So, yes. It’s just like a human, you can go rent a car in a foreign country and you can drive pretty well. Obviously, if you live in that country, you’ll drive better. And so, we’ll make the car drive better in these other countries with country-specific training. But it can drive quite well almost everywhere.
Vaibhav Taneja: The basics of driving are basically same everywhere, like car is a car, the traffic lights, a road is a road.
Elon Musk: It understands that it shouldn’t hit things, no matter where it is.
Vaibhav Taneja: Exactly. There are some road rules that they need to follow. Like in China, you shouldn’t cross over a solid line to do a lane change. In the U.S., it’s a recommendation, I think. In China, you get fined heavily if you do that.
We have to do some more actions, but it’s mostly smaller actons. It’s not like the entire change of stack or something like that.
Martin Viecha: Hi George, do you have a follow-up?
George Gianarikas: Yeah. So, my follow-up has to do with the first quarter deliveries and I’m curious as to whether or not you feel that supply constraints that you mentioned throughout the release impacted the results, and maybe can you help us quantify that? And is that why you have some confidence in unit growth in 2024?
Vaibhav Taneja: Yeah. I think we did cover this a little bit in the opening remarks to you. Q1 had a lot of different things which are happening. Seasonality was a big one, continued pressure from the macroeconomic environment.
We had attacks at our factory. We had Red Sea attacks, we are ramping Model 3, we’re ramping Cybertruck. All these things are happening. I mean, it almost feels like a culmination of all those activities in a constrained period.
And that gives us that confidence that, hey, we don’t expect these things to recur.
Elon Musk: Yeah. We think Q2 will be a lot better. Yeah.
Lars Moravy: Just one thing after another. So crazy.
Elon Musk: Yeah, exactly. If you’ve got cars that are sitting on ships, they obviously cannot delivered to people. And if you’ve got the excess demand for Model 3 and Model Y in one market, but you don’t have it there. It’s quite a — it’s extremely complex logistics situation.
So, I’d say also the — we did overcomplicate the sales process, which we’ve just in the past week or so have greatly simplified. So, it became far too complex to buy a Tesla, whereas it should just be you can buy the car in under a minute. So, we’re getting back to the — you can buy a Tesla in under a minute interface from what was quite complex.
Martin Viecha: OK. Thank you. Let’s go to Colin Rusch from Oppenheimer. Colin, unmute, please.
Colin Rusch: Thanks so much, guys. Given the pursuit of Tesla really as a leader in AI for the physical world, in your comments around distributed inference, can you talk about what that approach is unlocking beyond what’s happening in the vehicle right now?

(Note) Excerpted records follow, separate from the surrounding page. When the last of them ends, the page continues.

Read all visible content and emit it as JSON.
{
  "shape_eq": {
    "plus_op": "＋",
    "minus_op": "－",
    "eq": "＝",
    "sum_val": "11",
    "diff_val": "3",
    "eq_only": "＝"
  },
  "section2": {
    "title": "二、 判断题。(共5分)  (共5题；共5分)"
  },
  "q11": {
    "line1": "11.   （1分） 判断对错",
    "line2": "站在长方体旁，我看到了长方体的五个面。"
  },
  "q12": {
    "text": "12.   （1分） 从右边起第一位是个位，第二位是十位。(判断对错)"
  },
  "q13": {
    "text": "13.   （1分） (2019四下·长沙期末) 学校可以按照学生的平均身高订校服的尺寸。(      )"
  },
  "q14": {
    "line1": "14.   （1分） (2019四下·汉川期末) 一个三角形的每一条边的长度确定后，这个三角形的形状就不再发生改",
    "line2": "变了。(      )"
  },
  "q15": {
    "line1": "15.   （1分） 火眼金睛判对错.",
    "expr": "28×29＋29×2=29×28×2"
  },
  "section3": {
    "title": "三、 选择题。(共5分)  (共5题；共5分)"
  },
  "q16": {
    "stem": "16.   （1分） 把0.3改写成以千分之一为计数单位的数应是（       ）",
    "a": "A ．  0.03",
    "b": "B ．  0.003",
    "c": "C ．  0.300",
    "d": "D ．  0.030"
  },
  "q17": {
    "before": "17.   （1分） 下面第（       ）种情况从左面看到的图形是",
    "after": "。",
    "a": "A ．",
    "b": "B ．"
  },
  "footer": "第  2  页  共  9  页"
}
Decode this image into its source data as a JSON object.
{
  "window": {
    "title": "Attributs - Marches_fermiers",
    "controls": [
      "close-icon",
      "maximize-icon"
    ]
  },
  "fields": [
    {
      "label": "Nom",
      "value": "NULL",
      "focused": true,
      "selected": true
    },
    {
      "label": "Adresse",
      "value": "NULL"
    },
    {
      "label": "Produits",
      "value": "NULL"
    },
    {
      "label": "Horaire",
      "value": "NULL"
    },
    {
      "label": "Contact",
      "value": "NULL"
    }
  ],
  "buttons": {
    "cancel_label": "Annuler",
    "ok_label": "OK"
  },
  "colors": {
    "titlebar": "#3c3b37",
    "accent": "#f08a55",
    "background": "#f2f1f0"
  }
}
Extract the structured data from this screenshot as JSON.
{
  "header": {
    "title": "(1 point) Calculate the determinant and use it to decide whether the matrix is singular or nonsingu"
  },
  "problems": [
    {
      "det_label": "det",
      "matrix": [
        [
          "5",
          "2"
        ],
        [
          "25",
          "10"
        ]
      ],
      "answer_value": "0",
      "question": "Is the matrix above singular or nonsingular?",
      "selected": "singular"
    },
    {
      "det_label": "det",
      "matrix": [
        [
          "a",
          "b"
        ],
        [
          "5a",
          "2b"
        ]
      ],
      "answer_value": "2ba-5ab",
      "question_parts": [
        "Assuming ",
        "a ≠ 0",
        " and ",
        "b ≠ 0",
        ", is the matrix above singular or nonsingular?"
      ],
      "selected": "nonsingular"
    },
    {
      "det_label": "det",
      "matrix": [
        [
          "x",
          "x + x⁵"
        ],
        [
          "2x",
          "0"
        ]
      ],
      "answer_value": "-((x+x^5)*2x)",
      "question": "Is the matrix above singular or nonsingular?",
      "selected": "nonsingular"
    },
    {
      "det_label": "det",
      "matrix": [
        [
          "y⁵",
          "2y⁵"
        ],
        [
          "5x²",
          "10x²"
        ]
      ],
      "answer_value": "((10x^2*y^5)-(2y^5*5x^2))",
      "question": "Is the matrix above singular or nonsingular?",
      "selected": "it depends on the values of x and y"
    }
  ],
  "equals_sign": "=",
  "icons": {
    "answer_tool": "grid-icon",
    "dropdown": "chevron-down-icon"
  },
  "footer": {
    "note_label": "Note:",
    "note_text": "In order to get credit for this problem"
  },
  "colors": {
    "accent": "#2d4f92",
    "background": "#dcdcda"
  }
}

Elon Musk: Ashok, do you want to say something?
Ashok Elluswamy: Yeah. Like Elon mentioned, like the car, even when it’s a full robotaxi, it’s probably going to be used for 150 hours a week.
Elon Musk: That’s my guess, like a third of the hours of the week.
Ashok Elluswamy: Yeah. It could be more or less, but then there’s certainly going to be some hours left for charging and cleaning and maintenance in that world, you can do a lot of other workloads, even right now, we are seeing, for example, the LLM companies have these batch workloads where they send a bunch of documents and those are run through pretty large neural networks and take a lot of compute to chunk through those workloads.
And now that we have already paid for this compute in these cars, it might be wise to use them and not let them be like buying a lot of expensive machinery and leaving to them idle. We don’t want that.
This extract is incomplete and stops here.